Rather than betting per point whether the FTSE 100 will rise or fall, as is the case with spread betting, with CFDs you will instead get the difference in price from when you opened the contract.
For example, if you predicted the FTSE 100 would rise, you could buy 20 CFDs for the FTSE 100. If the price rose by 20p you would earn £400. If it fell by 20p, however, you would lose £400.
You should keep in mind that CFDs, spread betting and other types of derivative trading can get extremely complex. Not only does it take in-depth technical analysis and predictions, but your money is also leveraged.
This means that, while your investment gets more exposure to the market and you will earn more if you profit, you will also lose more if the financial markets move the other way.
In fact, more than half of retail investor accounts lose money when trading CFDs, so you should know exactly what you’re getting yourself into before you try derivative trading.
As mentioned, this can be pretty complicated stuff, so read my in-depth guide if you want to find out more about trading CFDs and derivative trading.
What exactly is the FTSE 100?
The FTSE 100 is, simply put, a stock index. This tracks the overall performance of the 100 largest companies by market capitalisation (sometimes referred to as the market cap) that are listed on the London Stock Exchange.
This isn’t just to give you an idea of the best stocks either; it gives investors an indication as to how healthy the UK stock market, and even the UK economy, is.
The market capitalisation of all the companies is reviewed each quarter, and if they meet the requirements, or no longer meet them, they will be changed accordingly.

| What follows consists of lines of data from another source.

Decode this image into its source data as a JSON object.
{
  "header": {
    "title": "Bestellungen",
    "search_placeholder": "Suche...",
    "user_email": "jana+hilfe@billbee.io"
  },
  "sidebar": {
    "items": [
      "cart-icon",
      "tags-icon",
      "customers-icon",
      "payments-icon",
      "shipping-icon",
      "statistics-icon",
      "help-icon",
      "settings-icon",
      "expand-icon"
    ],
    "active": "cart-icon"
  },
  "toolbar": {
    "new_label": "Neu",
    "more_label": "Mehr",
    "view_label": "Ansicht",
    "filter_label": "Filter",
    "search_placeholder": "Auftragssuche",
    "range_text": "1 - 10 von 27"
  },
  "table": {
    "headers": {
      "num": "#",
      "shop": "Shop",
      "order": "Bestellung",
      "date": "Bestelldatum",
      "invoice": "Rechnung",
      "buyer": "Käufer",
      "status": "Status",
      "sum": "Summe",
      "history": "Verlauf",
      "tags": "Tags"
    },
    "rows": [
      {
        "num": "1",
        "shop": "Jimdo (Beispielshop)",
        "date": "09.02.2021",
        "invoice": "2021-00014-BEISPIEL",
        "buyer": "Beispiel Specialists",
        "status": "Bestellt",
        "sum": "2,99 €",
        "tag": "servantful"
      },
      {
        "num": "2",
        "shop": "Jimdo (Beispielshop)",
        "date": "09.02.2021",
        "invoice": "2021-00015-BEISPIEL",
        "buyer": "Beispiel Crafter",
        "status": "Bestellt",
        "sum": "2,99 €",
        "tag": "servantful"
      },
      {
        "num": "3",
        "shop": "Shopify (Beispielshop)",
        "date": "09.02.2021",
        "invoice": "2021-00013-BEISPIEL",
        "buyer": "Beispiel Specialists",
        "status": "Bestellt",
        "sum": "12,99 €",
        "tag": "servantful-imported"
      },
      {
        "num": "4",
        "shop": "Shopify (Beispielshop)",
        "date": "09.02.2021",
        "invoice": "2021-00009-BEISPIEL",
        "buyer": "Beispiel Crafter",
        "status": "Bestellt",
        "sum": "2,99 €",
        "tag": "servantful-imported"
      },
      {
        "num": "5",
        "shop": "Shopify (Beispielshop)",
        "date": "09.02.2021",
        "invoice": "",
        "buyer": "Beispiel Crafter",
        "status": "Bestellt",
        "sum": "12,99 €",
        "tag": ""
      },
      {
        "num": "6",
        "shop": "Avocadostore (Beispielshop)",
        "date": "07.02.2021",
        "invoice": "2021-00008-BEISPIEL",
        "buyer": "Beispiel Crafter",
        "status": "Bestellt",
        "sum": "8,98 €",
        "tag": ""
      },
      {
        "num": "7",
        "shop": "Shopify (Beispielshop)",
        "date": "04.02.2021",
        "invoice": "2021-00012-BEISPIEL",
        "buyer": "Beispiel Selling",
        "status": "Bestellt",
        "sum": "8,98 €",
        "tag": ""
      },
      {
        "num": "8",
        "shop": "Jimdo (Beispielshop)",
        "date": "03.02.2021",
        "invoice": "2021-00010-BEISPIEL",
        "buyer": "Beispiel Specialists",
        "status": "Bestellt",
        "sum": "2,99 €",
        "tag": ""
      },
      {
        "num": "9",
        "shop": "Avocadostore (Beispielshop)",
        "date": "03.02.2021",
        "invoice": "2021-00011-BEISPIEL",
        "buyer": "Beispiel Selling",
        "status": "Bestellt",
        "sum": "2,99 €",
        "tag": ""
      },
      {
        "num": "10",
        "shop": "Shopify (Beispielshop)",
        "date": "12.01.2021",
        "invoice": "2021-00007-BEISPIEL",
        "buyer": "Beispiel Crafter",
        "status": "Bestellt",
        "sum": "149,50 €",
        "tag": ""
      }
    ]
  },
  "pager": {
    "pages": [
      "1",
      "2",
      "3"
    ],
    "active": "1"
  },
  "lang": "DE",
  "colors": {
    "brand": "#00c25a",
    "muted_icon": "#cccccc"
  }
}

FAQs about FTSE 100 investing
Should I invest in the FTSE 100?
What other stock markets can I invest in?
As well as the FTSE 100, you can also invest in the FTSE 250, or the FTSE AllShare (which is made up of the combined companies listed in the FTSE 100, 250 and the SmallCap Index, all of which still track the UK stock market).
There are many different stock market indexes out there that track various different markets around the world. The S&P 500, for example, lists the top 500 companies on the US stock exchange.
Or, if you wanted a wider-scoped stock market index, you could try the MSCI World Index, which is an index of more than 1,500 top companies from around the world.
Please note: The value of your investments (and any income from them) can go down as well as up and you may not get back the full amount you invested. Seek personal advice if you are unsure how you may be affected.
Past performance is not a reliable indicator of future performance. Investments should be considered over the longer term and should fit in with your overall attitude to risk and personal circumstances.